The search for two Colorado climbers has been narrowed to a remote and rugged province in southwest China, friends said Monday.
Telluride-area residents are collecting money, have helped to hire an interpreter, are organizing a search team and are keeping in touch daily with Chinese officials as they look for Charlie Fowler and Christine Boskoff of Norwood.
“On the ground in Telluride we are doing everything we can,” said Arlene Burns, director of the Mountainfilm festival. “We had meetings all weekend and we’ve had conference calls with many entities in China. They have given us highest priority at the embassy level, and that is music to our ears.”
Five search teams are on the ground in China now. There are also law-enforcement investigations by Chinese authorities – the police and the military. The U.S. Embassy is coordinating the searches.

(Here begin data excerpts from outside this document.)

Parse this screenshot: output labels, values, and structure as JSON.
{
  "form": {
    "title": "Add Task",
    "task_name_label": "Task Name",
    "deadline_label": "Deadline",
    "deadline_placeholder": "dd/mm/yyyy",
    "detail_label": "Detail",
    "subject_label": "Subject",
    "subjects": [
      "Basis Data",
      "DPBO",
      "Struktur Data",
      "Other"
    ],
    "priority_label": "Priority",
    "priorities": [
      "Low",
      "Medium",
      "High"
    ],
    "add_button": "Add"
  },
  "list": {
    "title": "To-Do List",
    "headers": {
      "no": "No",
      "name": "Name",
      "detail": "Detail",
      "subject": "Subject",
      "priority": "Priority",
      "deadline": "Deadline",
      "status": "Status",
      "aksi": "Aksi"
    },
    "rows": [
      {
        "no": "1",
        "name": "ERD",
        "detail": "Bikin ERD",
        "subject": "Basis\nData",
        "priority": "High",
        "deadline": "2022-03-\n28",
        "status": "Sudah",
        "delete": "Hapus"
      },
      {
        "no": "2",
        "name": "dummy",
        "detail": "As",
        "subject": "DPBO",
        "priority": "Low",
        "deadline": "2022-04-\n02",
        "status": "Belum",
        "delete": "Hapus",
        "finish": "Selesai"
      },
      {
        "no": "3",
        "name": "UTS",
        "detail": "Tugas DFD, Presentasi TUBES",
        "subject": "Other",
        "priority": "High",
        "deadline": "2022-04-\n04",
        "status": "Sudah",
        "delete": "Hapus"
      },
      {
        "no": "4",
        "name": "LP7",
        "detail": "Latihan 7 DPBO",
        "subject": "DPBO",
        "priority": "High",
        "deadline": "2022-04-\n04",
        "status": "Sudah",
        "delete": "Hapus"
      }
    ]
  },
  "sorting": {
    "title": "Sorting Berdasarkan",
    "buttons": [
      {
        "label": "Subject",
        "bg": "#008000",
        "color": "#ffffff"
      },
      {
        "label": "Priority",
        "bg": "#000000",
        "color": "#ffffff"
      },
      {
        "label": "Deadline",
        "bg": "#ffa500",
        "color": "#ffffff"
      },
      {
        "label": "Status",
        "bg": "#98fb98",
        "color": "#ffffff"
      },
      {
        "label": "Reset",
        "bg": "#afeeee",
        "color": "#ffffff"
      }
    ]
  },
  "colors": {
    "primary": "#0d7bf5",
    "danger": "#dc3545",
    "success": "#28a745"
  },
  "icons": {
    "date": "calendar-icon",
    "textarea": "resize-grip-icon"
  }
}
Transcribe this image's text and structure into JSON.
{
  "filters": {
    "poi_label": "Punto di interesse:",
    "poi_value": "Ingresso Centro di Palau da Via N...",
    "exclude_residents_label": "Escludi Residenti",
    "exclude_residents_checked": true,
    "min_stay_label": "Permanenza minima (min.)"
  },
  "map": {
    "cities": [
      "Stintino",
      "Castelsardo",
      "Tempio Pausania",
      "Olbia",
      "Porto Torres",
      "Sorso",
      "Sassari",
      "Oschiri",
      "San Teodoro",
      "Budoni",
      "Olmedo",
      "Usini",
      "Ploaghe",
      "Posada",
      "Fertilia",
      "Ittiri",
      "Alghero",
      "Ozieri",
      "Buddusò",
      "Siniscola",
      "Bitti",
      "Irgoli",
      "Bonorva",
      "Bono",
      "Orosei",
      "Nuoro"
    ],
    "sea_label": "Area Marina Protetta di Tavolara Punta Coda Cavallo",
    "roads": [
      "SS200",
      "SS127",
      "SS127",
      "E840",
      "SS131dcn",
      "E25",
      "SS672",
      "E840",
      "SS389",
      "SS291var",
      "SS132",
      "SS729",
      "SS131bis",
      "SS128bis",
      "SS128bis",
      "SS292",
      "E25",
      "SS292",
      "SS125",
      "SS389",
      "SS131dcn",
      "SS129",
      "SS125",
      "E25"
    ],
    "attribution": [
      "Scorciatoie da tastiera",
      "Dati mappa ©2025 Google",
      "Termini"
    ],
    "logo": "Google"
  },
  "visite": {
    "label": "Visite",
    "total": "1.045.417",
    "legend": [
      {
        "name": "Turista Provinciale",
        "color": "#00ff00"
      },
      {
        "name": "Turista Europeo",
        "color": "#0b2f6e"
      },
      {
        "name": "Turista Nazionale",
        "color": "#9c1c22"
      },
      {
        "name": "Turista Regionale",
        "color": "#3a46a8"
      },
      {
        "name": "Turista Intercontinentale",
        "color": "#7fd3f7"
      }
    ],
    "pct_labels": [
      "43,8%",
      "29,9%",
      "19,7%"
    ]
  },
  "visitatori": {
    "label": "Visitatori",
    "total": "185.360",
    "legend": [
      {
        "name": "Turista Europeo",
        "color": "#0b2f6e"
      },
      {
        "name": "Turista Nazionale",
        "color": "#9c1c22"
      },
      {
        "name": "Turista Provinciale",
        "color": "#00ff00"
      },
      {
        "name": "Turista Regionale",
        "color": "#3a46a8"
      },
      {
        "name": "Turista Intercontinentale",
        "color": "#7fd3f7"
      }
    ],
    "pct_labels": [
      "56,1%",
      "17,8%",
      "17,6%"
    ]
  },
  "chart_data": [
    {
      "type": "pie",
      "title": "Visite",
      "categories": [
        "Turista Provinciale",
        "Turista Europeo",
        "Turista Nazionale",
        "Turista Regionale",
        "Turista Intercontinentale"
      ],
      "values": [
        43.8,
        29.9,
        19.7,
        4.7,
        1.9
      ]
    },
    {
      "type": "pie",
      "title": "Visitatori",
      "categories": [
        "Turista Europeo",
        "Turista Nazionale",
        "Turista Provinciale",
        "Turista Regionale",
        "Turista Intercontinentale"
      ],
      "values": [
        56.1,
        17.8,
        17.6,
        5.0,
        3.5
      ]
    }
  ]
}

Fowler and Boskoff, both world-class climbers, had been climbing previously unclimbed peaks in China and were scheduled to catch a flight to Denver on Dec. 4.
Their last communication was from Sichuan province, described by The China Guide as one of the most inaccessible in the country. Fowler e-mailed friends the week of Nov. 20 that the pair might try a few more peaks in their remaining two weeks in China. He did not give an itinerary or name the peaks.
Based on that e-mail, some possible sightings of the pair, and on research Fowler did on his computer in Norwood before the trip, the search has been focused on areas west of the town of Litang.
That area was the site of a robbery of two climbers from New Zealand in late October. The robbers, who threatened the climbers with knives, were not caught.
“We still don’t know if this was a mountaineering accident or foul play,” Burns said.
Fowler, 52, belongs to the Telluride Mountain Club and is known for making hundreds of ascents on previously unclimbed routes around the world.
Boskoff, 39, is one of only a handful of American women to summit six 26,000-foot peaks. She owns the Seattle-based Mountain Madness outdoor adventure company and, like Fowler, owns a home in the southwest Colorado town of Norwood.